Since then Vance has expanded on the craft. In 2015, she said she became the first Cherokee woman to make a modern pair of twined moccasins after seeing an incomplete pair in an archeological textbook.

“The shoe is biodegradable, so you’re not going to get to see a fully intact shoe (to study). What they do have, you don’t know where it begins or where it ends,” she said. “I studied this pair of shoes for about six years before I had confidence in myself to do it. In 2015, I sat down and just thought about if I was in that time period, how I would do it. It took me two and a half hours to make one shoe. I put it on a frame, looked at it and did it piece by piece. By the time I finished one, I thought, ‘that’s how they did it.’”

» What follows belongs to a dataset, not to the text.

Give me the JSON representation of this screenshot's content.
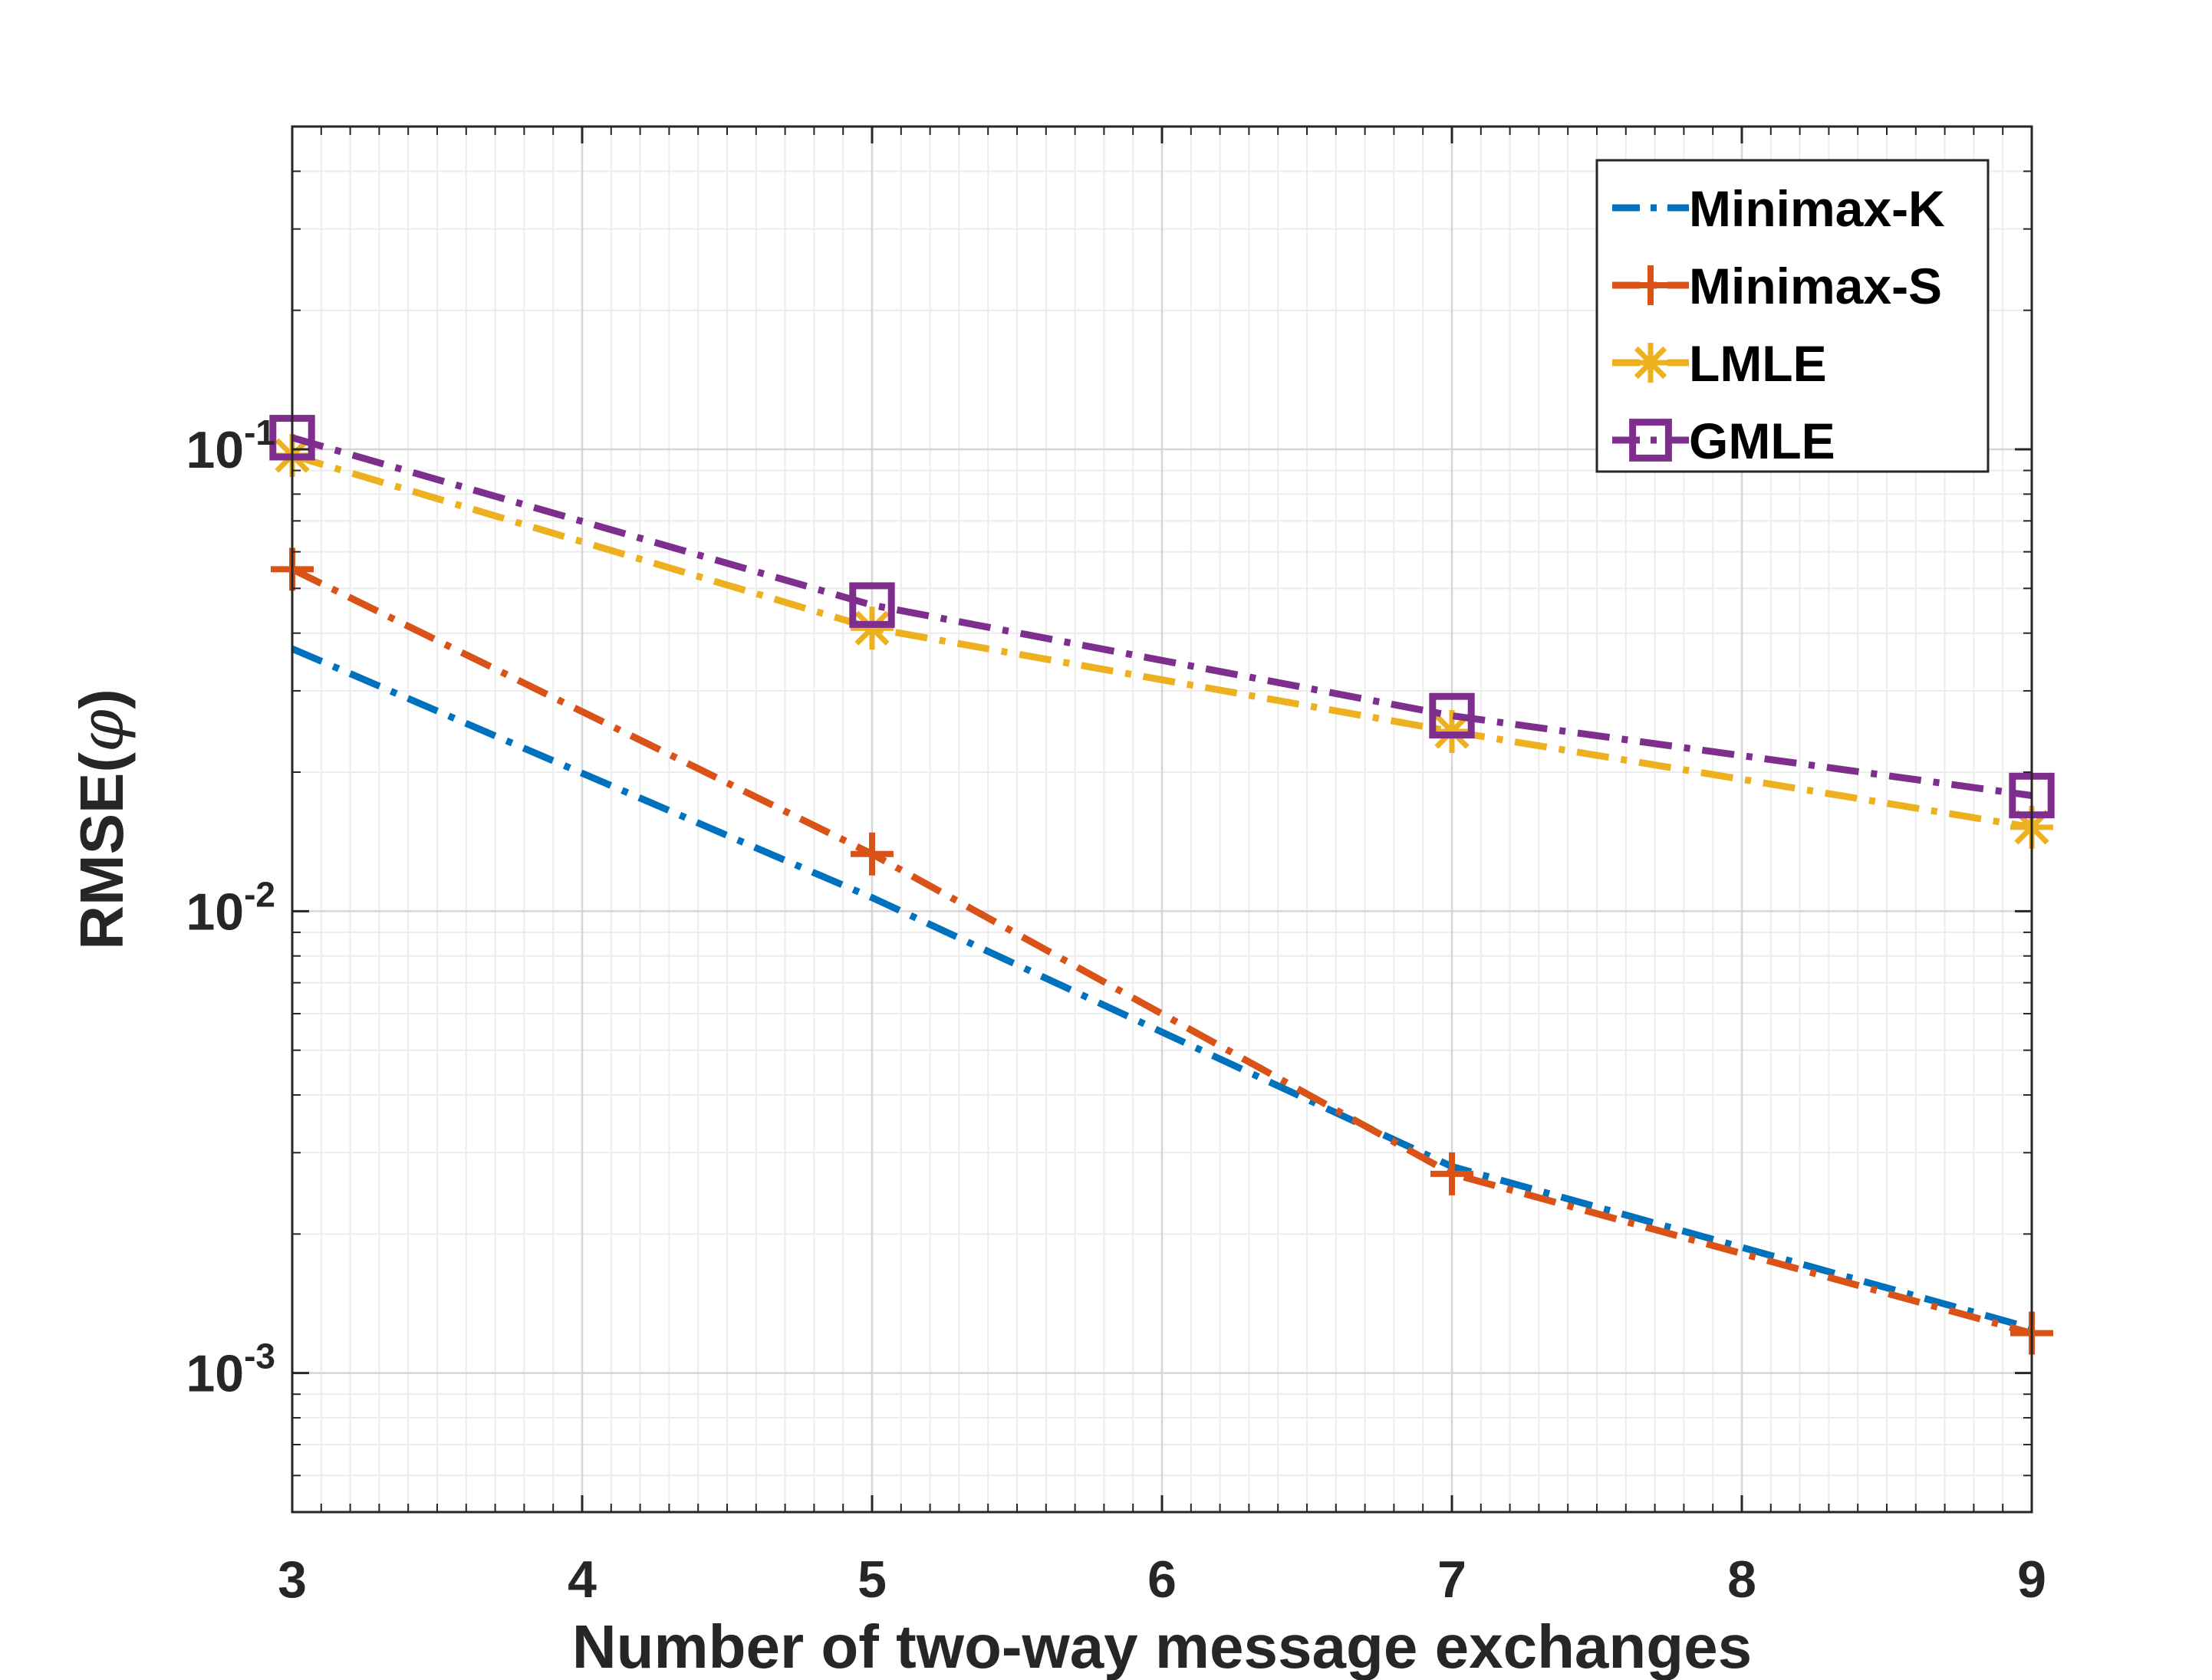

In addition to the twining, Vance has experience working with leathers and hides to create pucker-toe moccasins. She said the trick is accurately measuring the length and width of the feet before cutting.

“You want your moccasins to be tight like a sock, because leather will stretch. So if you kind of make it loose it will always be loose, but if you make it tight and squeeze your foot into it, it will conform to the shape of your foot,” she said.

Vance said her classes are usually 10 to 12 students and meet on Tuesdays and Thursdays for two to three hours each session until students have a finished product.

“Hopefully we’ll get more people coming in and wanting to take the classes,” she said. “Then you can go out and teach somebody else and that chain will keep going, just the skill and knowledge of how it’s done from beginning to end, and other people will enjoy it also.”